Prior works on the subject include Suzanne Cooper's nonfiction book "Effie: The Passionate Lives of Effie Gray, John Ruskin and John Everett Millais;" David Lang's opera "Modern Painters;" Eva McDonald's novel "John Ruskin's Wife;" and Van Dyke Brooke's silent film "The Love of John Ruskin," according to the ruling.

"Eve Pomerance and Emma Thompson have both contributed to the corpus of works about the Ruskin-Gray-Millais affair," Oetken added. "Pomerance authored and copyrighted two screenplays: 'The King of the Golden River' ('King') and 'The Secret Trials of Effie Gray' ('Trials'). Thompson later authored a screenplay, entitled 'Effie,' and registered it with the United States Copyright Office. Thompson subsequently assigned to Effie Film, LLC ('Effie Film') exclusive ownership of her copyright in Effie and all rights in the screenplay, including the right to produce a motion picture on the basis of the screenplay and to seek declarations that the screenplay (or any film based on it) does not infringe on others' copyrights. A film based on the screenplay, starring Dakota Fanning, Robbie Coltrane, and Thompson, is expected to be released in 2013."

Pomerance's lawyer sent Effie Film a letter on Oct. 4, 2011, warning that Thompson's film violated copyright.
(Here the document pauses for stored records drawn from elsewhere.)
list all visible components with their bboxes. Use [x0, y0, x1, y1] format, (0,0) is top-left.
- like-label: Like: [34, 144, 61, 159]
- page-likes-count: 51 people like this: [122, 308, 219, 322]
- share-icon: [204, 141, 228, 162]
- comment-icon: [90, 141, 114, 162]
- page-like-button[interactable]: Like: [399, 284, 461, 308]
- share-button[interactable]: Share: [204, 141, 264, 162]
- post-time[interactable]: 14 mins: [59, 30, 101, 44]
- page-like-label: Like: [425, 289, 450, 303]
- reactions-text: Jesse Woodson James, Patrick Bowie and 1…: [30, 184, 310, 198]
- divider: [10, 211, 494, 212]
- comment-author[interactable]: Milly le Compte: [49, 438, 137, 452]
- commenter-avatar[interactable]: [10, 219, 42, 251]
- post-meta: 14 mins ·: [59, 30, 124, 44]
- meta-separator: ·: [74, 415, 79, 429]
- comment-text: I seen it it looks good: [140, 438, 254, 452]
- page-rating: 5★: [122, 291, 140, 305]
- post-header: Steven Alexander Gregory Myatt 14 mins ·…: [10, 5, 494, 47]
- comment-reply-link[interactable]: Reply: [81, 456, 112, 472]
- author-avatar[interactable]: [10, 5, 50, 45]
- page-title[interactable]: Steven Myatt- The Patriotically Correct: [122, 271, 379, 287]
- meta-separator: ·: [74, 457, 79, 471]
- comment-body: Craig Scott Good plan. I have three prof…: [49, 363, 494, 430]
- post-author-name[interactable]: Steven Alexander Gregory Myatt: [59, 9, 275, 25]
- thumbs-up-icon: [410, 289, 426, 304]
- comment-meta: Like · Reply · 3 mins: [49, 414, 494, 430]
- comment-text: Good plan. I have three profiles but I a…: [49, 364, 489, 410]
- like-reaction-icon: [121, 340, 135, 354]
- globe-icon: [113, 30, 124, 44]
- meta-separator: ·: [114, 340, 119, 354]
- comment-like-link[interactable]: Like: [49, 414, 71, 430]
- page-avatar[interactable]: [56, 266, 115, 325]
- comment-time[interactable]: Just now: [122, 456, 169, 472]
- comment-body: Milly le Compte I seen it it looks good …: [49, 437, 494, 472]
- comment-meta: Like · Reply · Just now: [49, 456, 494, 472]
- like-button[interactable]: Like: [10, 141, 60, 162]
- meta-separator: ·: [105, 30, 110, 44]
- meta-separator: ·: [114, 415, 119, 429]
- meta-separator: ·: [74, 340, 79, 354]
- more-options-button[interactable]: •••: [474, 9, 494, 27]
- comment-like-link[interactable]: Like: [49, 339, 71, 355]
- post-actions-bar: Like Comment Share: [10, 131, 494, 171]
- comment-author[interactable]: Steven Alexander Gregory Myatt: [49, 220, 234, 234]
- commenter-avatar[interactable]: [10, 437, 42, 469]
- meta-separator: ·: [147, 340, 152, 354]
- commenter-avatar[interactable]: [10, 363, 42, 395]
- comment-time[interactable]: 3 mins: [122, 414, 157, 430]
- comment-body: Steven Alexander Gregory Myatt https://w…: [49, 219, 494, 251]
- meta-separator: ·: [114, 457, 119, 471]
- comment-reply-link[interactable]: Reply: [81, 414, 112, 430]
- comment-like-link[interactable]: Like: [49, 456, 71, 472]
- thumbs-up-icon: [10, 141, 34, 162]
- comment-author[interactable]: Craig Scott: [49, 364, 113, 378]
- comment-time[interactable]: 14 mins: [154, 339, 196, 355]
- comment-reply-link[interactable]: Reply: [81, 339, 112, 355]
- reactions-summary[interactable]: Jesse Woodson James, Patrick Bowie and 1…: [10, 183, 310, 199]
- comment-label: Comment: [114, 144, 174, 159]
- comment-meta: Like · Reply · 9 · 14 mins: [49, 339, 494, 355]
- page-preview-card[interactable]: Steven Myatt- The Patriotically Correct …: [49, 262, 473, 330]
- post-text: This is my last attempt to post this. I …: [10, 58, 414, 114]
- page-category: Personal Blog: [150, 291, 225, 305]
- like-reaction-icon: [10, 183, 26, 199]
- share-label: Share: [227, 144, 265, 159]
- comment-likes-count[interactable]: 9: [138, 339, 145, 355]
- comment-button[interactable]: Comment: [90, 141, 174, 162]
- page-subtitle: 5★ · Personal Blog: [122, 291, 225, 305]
Effie filed suit later that month for a judgment of noninfringement as to the Thompson screenplay.

Oetken granted that ruling Dec. 18, in a 61-page order replete with plot summaries, thematic analysis, historical background and literary allusions ranging from Greek mythology to Shakespearean imagery.

After conducting a scene-by-scene analysis for dozens of pages, the judge concludes: "The presence of these similarities in plot and plot structure does not support a finding of infringement because these plot elements map onto historical facts. Only where the works depart from actual history, or employ such creative devices as theme and pacing to infuse the work with different literary import, is copyright protection implicated."

Where the scripts take dramatic license, "these fictionalizations ... are in most cases markedly different - either obviously so or with respect to their significance for development of theme, pace, and characterization," Oetken added.